Why should I pay for Google traffic, if I already have plenty of organic?
Search engines have been around for long enough to declare this an old age question in my opinion. I hear this from business owners, marketing managers, digital specialist, etc. There still continues to be two sides of the search engine to be on. Paid or Organic. And if you’re on the organic side then you might argue that the content you’re producing along with site upgrades to decrease page load times, increase site speed, develop responsiveness to screen sizes–the list goes on–all these things are increasing your site traffic month over month on search engines so why would you ever PAY for traffic from search engines?
That’s actually a pretty strong argument, right?
Once your site is completely optimized (optimization never ends) for search engines, you rank higher on the page and do see more traffic, but you cannot control where this traffic comes from. If you’ve done your diligence in setting up analytics, you will see where your traffic comes from and you will see those different areas convert at a different rate. Good information to know. But, there is little you can do to influence where that traffic comes from.
You’re also at the helms of the search engine itself to match the user’s search to your website. Of course you have optimized your keywords from trends and maybe you A/B tested content to know what content you should have on your site, but you may still rank low for extremely competitive searches and you can’t reasonably include enough content to rank for all searches that are relevant to your business. Think about all these searches and what pages of your site they send users to. You can A/B test landing pages with a conversion optimizer like Optimizely (and should be), but not for every page of your website and you don’t want to risk your rankings making page changes all the time. Stability is the key to organic search.
Now consider all the investment into your SEO strategy and the return you are seeing. Although the clicks you receive are free, the investment to receive those clicks is not. This is a recurring investment as is any marketing effort that works.
So if you’re investing to receive these clicks, wouldn’t you want to see what happens when you invest in clicks AND have complete control?
When I say complete control, I mean:
- Time of day
- Days of the weeks
- Mobile vs Desktop
- Zip codes/cities/states
- People who already visited your site
- People on your email list (valuable searches, right?)
- People searching for your competitors brand names (good idea)
- Landing pages of any click (sweet!)
- The content in the listing people see on search engines (those different areas promotions)
- Rank at the top of the page for any search (more discussion on the topic to come)
Let’s say you’re a small business offering a service and your market is the city where you operate.
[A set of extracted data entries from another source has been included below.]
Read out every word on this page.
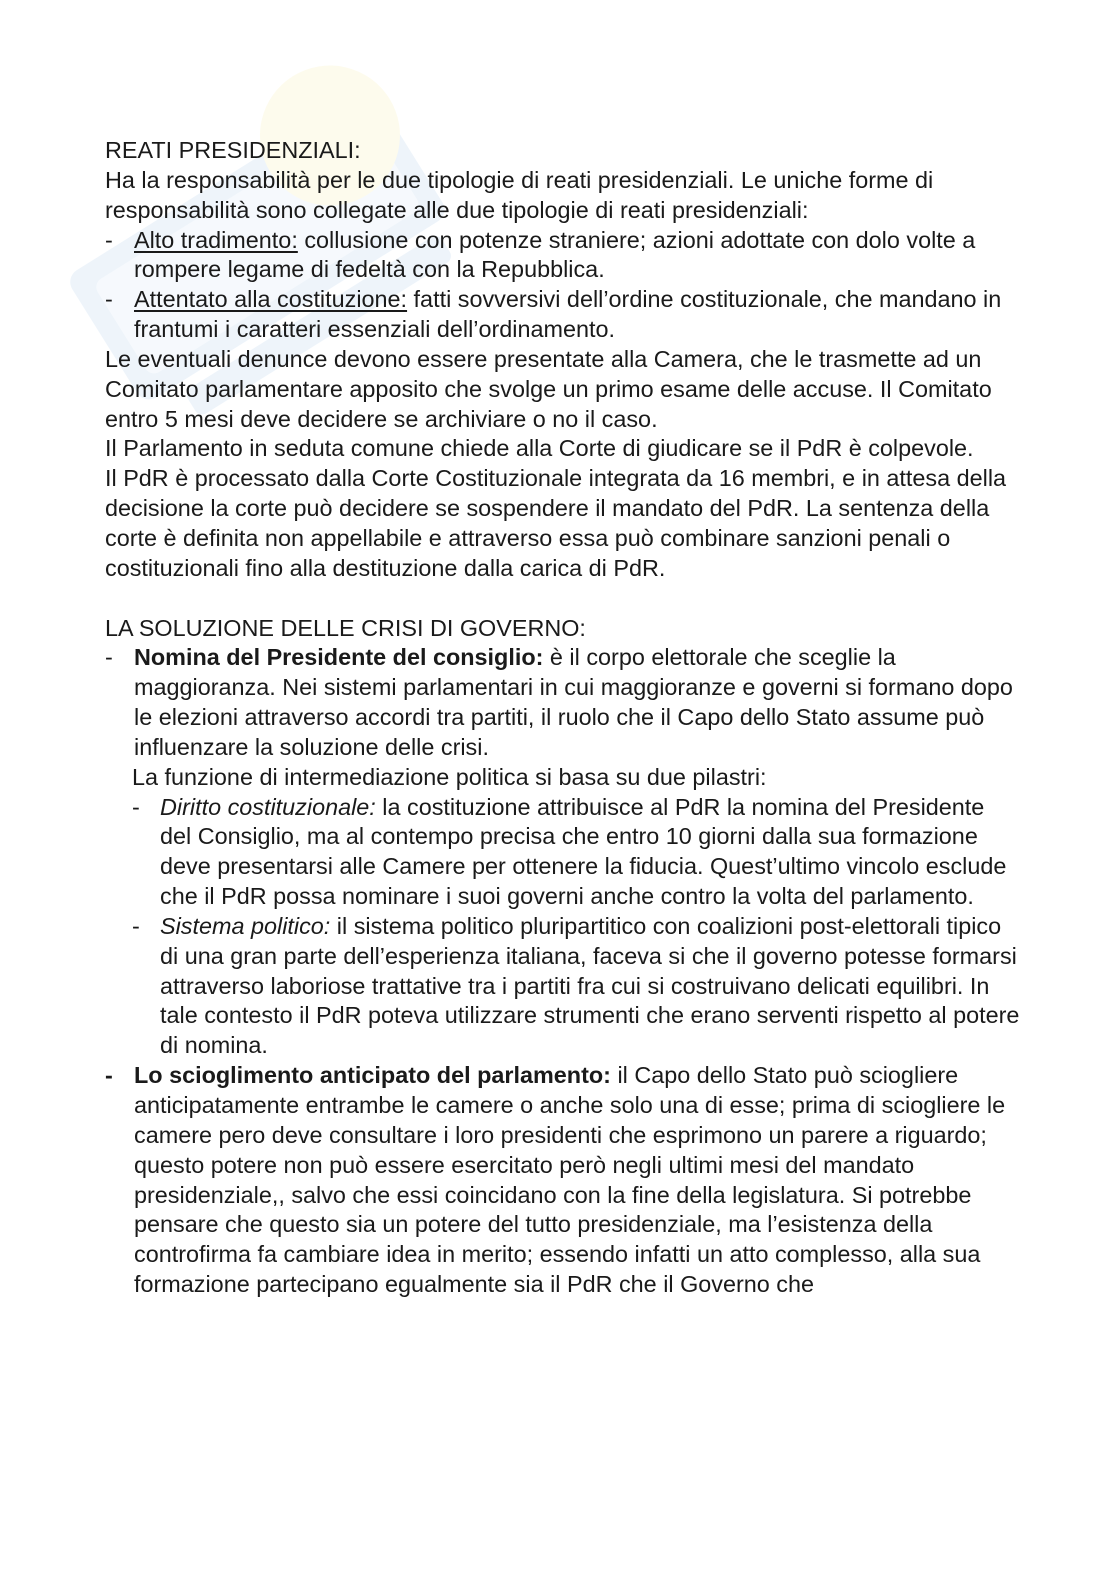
REATI PRESIDENZIALI:

Ha la responsabilità per le due tipologie di reati presidenziali. Le uniche forme di responsabilità sono collegate alle due tipologie di reati presidenziali:

- Alto tradimento: collusione con potenze straniere; azioni adottate con dolo volte a rompere legame di fedeltà con la Repubblica.
- Attentato alla costituzione: fatti sovversivi dell’ordine costituzionale, che mandano in frantumi i caratteri essenziali dell’ordinamento.

Le eventuali denunce devono essere presentate alla Camera, che le trasmette ad un Comitato parlamentare apposito che svolge un primo esame delle accuse. Il Comitato entro 5 mesi deve decidere se archiviare o no il caso.

Il Parlamento in seduta comune chiede alla Corte di giudicare se il PdR è colpevole.

Il PdR è processato dalla Corte Costituzionale integrata da 16 membri, e in attesa della decisione la corte può decidere se sospendere il mandato del PdR. La sentenza della corte è definita non appellabile e attraverso essa può combinare sanzioni penali o costituzionali fino alla destituzione dalla carica di PdR.

LA SOLUZIONE DELLE CRISI DI GOVERNO:

- Nomina del Presidente del consiglio: è il corpo elettorale che sceglie la maggioranza. Nei sistemi parlamentari in cui maggioranze e governi si formano dopo le elezioni attraverso accordi tra partiti, il ruolo che il Capo dello Stato assume può influenzare la soluzione delle crisi.

La funzione di intermediazione politica si basa su due pilastri:

- Diritto costituzionale: la costituzione attribuisce al PdR la nomina del Presidente del Consiglio, ma al contempo precisa che entro 10 giorni dalla sua formazione deve presentarsi alle Camere per ottenere la fiducia. Quest’ultimo vincolo esclude che il PdR possa nominare i suoi governi anche contro la volta del parlamento.
- Sistema politico: il sistema politico pluripartitico con coalizioni post-elettorali tipico di una gran parte dell’esperienza italiana, faceva si che il governo potesse formarsi attraverso laboriose trattative tra i partiti fra cui si costruivano delicati equilibri. In tale contesto il PdR poteva utilizzare strumenti che erano serventi rispetto al potere di nomina.
- Lo scioglimento anticipato del parlamento: il Capo dello Stato può sciogliere anticipatamente entrambe le camere o anche solo una di esse; prima di sciogliere le camere pero deve consultare i loro presidenti che esprimono un parere a riguardo; questo potere non può essere esercitato però negli ultimi mesi del mandato presidenziale,, salvo che essi coincidano con la fine della legislatura. Si potrebbe pensare che questo sia un potere del tutto presidenziale, ma l’esistenza della controfirma fa cambiare idea in merito; essendo infatti un atto complesso, alla sua formazione partecipano egualmente sia il PdR che il Governo che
You see online leads coming from several surrounding neighborhoods, but you really want to grow your business in specific neighborhoods. With paid traffic, you can target specific zip codes and control the message in your search engine listing to mention those neighborhoods making them hyper-relevant. You can then send those clicks to a landing page showcasing your service provided in those neighborhoods specifically.
Now, that’s a pretty strong argument, too.
The truth is you need both organic and paid traffic. They work together. Your investment into site upgrades and content will improve your return on paid traffic, it will directly lower the cost of your paid traffic through improving your quality scores (a PPC term). You’ll use paid traffic as an immediate return on investment as well. Changes from SEO take time to increase traffic and see a return whereas paid traffic is like flipping a switch to drive users to your site with immediate return.
What are you experiences with paid and organic traffic? Are you leveraging them together?